In the shadow of the COVID-19 pandemic and its resulting shutdowns over the past few months, we have been fortunate SPEC Machine has been able to work on the Chicago & North Western #1385 at all. Many of the things done during this time period has been measuring, fitting and design work that provides little to no visual change to the locomotive which makes progress reporting a bit more difficult.
That said, the boiler and smoke box have been positioned which allows for the furnace bearers to be made. The boiler is fixed solidly to the smokebox and cylinders but like so many other things, steel expands as it gets hotter. When the 1385 is fired up it will start at ambient temperature but when it reaches a full head of steam of 200 PSI the boiler will be about 388° F. This will cause the boiler to grow in length.
To accommodate this, the rest of the boiler and the front corners of the firebox rest on a pair of bronze shoes called furnace bearers. The shoes bolt to tabs welded to the front-bottom of the mudring. These shoes allow the boiler to freely expand and contract as needed while still being supported by the locomotive frame.
The below photos show the tab as well as the top part of the shoe holder that will support the weight of the boiler.
Detail view of furnace bearer. Pete Deets photo.
View of furnace bearer. Pete Deets photo.
View of both furnace bearers. Pete Deets photo.
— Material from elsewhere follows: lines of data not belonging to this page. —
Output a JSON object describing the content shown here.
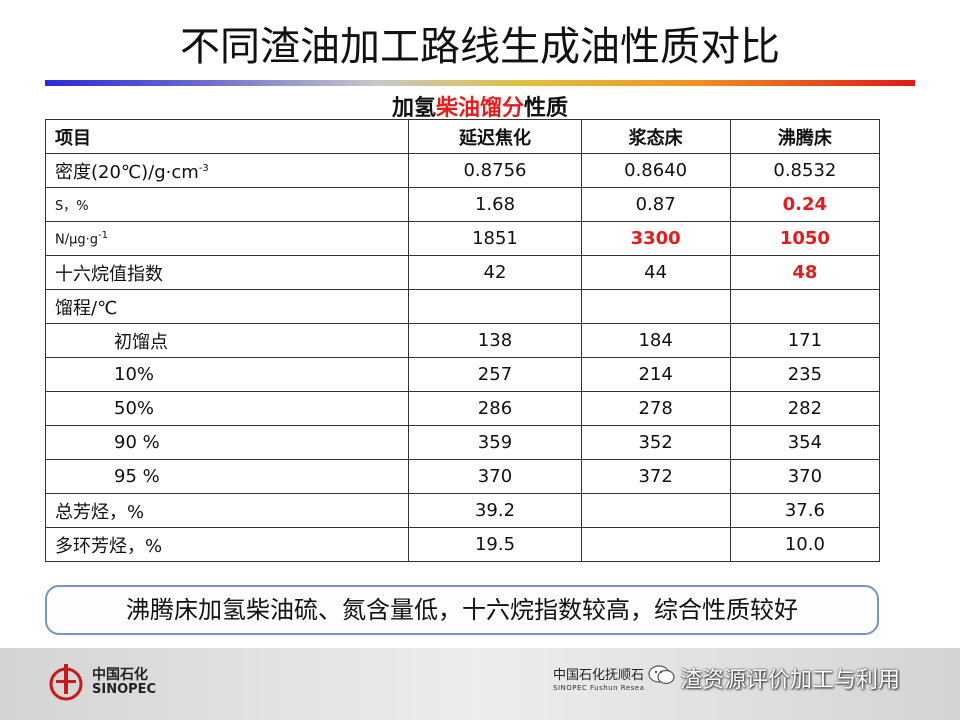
{
  "title": "不同渣油加工路线生成油性质对比",
  "subtitle": {
    "pre": "加氢",
    "highlight": "柴油馏分",
    "post": "性质"
  },
  "table": {
    "headers": [
      "项目",
      "延迟焦化",
      "浆态床",
      "沸腾床"
    ],
    "rows": [
      {
        "label": "密度(20℃)/g·cm",
        "sup": "-3",
        "values": [
          "0.8756",
          "0.8640",
          "0.8532"
        ],
        "highlight": [
          false,
          false,
          false
        ]
      },
      {
        "label": "S，%",
        "values": [
          "1.68",
          "0.87",
          "0.24"
        ],
        "highlight": [
          false,
          false,
          true
        ],
        "small": true
      },
      {
        "label": "N/μg·g",
        "sup": "-1",
        "values": [
          "1851",
          "3300",
          "1050"
        ],
        "highlight": [
          false,
          true,
          true
        ],
        "small": true
      },
      {
        "label": "十六烷值指数",
        "values": [
          "42",
          "44",
          "48"
        ],
        "highlight": [
          false,
          false,
          true
        ]
      },
      {
        "label": "馏程/℃",
        "values": [
          "",
          "",
          ""
        ],
        "highlight": [
          false,
          false,
          false
        ]
      },
      {
        "label": "初馏点",
        "indent": true,
        "values": [
          "138",
          "184",
          "171"
        ],
        "highlight": [
          false,
          false,
          false
        ]
      },
      {
        "label": "10%",
        "indent": true,
        "values": [
          "257",
          "214",
          "235"
        ],
        "highlight": [
          false,
          false,
          false
        ]
      },
      {
        "label": "50%",
        "indent": true,
        "values": [
          "286",
          "278",
          "282"
        ],
        "highlight": [
          false,
          false,
          false
        ]
      },
      {
        "label": "90 %",
        "indent": true,
        "values": [
          "359",
          "352",
          "354"
        ],
        "highlight": [
          false,
          false,
          false
        ]
      },
      {
        "label": "95 %",
        "indent": true,
        "values": [
          "370",
          "372",
          "370"
        ],
        "highlight": [
          false,
          false,
          false
        ]
      },
      {
        "label": "总芳烃，%",
        "values": [
          "39.2",
          "",
          "37.6"
        ],
        "highlight": [
          false,
          false,
          false
        ]
      },
      {
        "label": "多环芳烃，%",
        "values": [
          "19.5",
          "",
          "10.0"
        ],
        "highlight": [
          false,
          false,
          false
        ]
      }
    ]
  },
  "note": "沸腾床加氢柴油硫、氮含量低，十六烷指数较高，综合性质较好",
  "footer": {
    "brand_cn": "中国石化",
    "brand_en": "SINOPEC",
    "institute_cn": "中国石化抚顺石",
    "institute_en": "SINOPEC  Fushun Resea",
    "watermark": "渣资源评价加工与利用",
    "icons": [
      "sinopec-logo",
      "wechat-icon"
    ]
  },
  "colors": {
    "highlight": "#e41c1c",
    "note_border": "#7d93bc",
    "footer_bg": "#dcdcdc"
  }
}
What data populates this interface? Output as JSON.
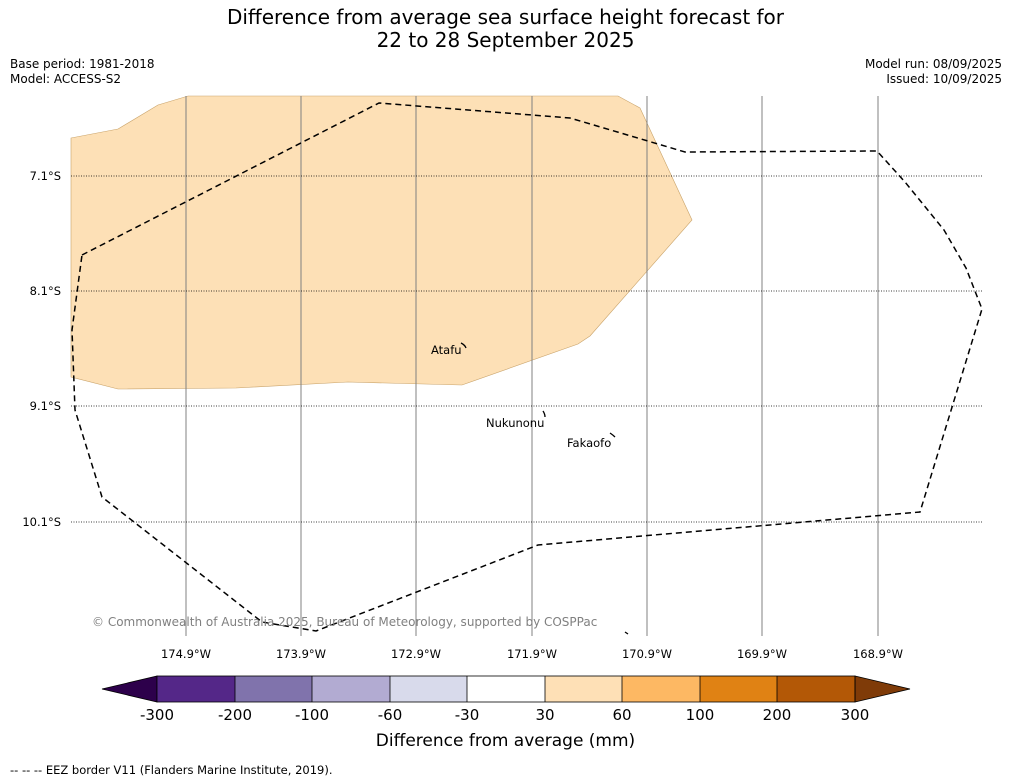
{
  "title_line1": "Difference from average sea surface height forecast for",
  "title_line2": "22 to 28 September 2025",
  "base_period": "Base period: 1981-2018",
  "model": "Model: ACCESS-S2",
  "model_run": "Model run: 08/09/2025",
  "issued": "Issued: 10/09/2025",
  "copyright": "© Commonwealth of Australia 2025, Bureau of Meteorology, supported by COSPPac",
  "map": {
    "lat_labels": [
      "7.1°S",
      "8.1°S",
      "9.1°S",
      "10.1°S"
    ],
    "lon_labels": [
      "174.9°W",
      "173.9°W",
      "172.9°W",
      "171.9°W",
      "170.9°W",
      "169.9°W",
      "168.9°W"
    ],
    "places": [
      "Atafu",
      "Nukunonu",
      "Fakaofo"
    ],
    "anomaly_band": "30 to 60",
    "anomaly_color": "#fde0b6"
  },
  "colorbar": {
    "title": "Difference from average (mm)",
    "ticks": [
      "-300",
      "-200",
      "-100",
      "-60",
      "-30",
      "30",
      "60",
      "100",
      "200",
      "300"
    ],
    "colors": [
      "#2d004b",
      "#542788",
      "#8073ac",
      "#b2abd2",
      "#d8daeb",
      "#ffffff",
      "#fee0b6",
      "#fdb863",
      "#e08214",
      "#b35806",
      "#7f3b08"
    ]
  },
  "footnote": "-- -- -- EEZ border V11 (Flanders Marine Institute, 2019)."
}
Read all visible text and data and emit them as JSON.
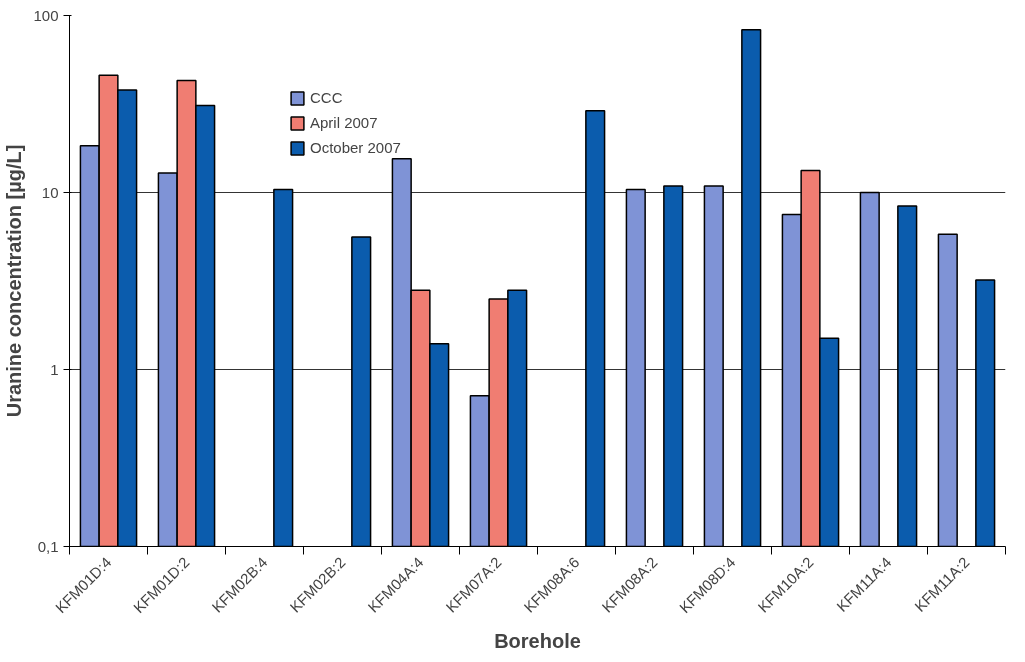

On the fundraising front, the 1385 project was recently the recipient of a $7,000 donation from the Bluewater Michigan Chapter of the National Railway Historical Society. While this is good news for the 1385, it sadly was donated as part of the Chapter’s dissolution and distribution of assets. The Bluewater Chapter was established in 1982 and was well known in railroad circles for operating many successful mainline passenger excursions around the Midwest, helping to bring railroading to the public. The Chapter faced tough times in recent years as mainline excursions became more challenging to operate for a variety of reasons, ultimately leading the group to dissolve the Chapter last year. We salute the Bluewater Chapter members for their amazing work over the years and are appreciative of this final act of generosity toward Mid-Continent’s 1385 program.